Interaction between metals and chelating agents affects glutamate binding on brain synaptic membranes

The present study investigates the possible effects of Hg2+, Pb2+, and Cd2+ on [H-3]-glutamate binding. To better understand the role of the thiol-disulfide status on the toxicity of such metals toward glutamatergic neurotransmission, we used three thiol chelating agents, 2,3-dimercapto-propanol (BAL), 2,3-dimercaptopropane 1-sulfonate (DMPS), and meso-2,3-dimercaptosuccinic acid (DMSA). Dithiotreitol (DTT) was tested for its ability to prevent metals-induced inhibition on [H-3]-glutamate binding. Hg2+, Pb2+, and Cd2+ showed a concentration-dependent inhibition on [H-3]-glutamate binding, and mercury was the most effective inhibitor.
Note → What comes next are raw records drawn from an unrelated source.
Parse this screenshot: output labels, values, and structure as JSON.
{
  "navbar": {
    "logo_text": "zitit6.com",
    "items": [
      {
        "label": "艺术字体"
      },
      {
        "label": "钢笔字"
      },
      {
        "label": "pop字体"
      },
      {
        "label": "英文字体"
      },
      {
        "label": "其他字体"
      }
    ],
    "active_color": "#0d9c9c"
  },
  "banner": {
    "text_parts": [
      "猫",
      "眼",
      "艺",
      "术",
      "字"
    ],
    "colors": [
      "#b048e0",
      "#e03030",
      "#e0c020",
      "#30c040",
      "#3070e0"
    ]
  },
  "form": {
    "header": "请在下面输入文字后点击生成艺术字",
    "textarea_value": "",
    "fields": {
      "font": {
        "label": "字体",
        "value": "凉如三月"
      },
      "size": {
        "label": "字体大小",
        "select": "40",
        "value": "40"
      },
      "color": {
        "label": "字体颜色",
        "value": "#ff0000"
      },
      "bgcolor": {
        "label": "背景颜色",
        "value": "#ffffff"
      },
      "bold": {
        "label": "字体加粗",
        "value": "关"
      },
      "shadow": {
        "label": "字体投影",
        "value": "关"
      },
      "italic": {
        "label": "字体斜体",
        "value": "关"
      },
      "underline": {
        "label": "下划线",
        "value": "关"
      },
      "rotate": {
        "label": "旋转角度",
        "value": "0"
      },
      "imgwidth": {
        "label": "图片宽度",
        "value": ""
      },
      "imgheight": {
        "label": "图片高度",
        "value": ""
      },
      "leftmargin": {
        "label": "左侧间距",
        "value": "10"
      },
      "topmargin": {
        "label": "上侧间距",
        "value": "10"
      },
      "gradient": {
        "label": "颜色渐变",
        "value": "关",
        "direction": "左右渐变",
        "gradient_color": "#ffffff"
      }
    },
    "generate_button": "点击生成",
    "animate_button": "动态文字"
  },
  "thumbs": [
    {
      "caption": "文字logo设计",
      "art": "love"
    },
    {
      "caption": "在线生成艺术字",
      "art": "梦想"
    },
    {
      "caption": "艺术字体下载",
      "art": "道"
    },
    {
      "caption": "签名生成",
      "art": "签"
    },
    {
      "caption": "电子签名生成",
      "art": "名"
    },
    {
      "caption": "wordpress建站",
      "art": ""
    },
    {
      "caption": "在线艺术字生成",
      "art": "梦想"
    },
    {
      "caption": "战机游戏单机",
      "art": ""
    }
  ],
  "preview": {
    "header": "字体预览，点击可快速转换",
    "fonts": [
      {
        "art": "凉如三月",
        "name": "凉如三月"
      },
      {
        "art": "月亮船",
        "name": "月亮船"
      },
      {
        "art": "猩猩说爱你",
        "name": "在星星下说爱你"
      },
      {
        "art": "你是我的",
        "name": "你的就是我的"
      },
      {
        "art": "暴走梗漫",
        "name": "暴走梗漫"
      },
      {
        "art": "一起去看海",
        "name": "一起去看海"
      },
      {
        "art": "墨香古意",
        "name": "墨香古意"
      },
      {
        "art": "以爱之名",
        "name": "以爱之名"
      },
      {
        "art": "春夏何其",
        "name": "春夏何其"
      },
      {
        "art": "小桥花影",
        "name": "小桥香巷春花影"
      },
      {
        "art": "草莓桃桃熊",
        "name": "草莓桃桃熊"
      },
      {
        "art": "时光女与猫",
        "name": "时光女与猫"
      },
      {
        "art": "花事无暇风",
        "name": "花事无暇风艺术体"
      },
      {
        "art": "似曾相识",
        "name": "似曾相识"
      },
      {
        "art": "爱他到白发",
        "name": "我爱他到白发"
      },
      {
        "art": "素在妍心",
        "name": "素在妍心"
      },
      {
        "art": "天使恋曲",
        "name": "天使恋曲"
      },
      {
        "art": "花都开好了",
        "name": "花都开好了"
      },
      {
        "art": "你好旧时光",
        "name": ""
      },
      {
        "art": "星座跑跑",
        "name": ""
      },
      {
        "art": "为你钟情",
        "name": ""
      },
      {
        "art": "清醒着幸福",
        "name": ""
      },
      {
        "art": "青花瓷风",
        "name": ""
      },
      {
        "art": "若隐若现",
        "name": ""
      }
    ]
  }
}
BAL did not prevent [H-3]-glutamate binding inhibition by Hg2+, Cd2+, and Pb2+. However, DMPS and DMSA prevented the inhibition caused by Cd2+ and Pb2+, but not by Hg2+. DTT did not prevent the inhibition on [H-3]-glutamate binding caused by 10 muM Hg2+. In contrast, it was able to partially prevent [H-3]-glutamate binding inhibition caused by 40 muM Pb2+ and Cd2+. These results demonstrated that the heavy metals present an inhibitory effect on [H-3]-glutamate binding. In addition, BAL was less effective to protect [H-3]-glutamate binding inhibition caused by these metals than other chelating agents studied.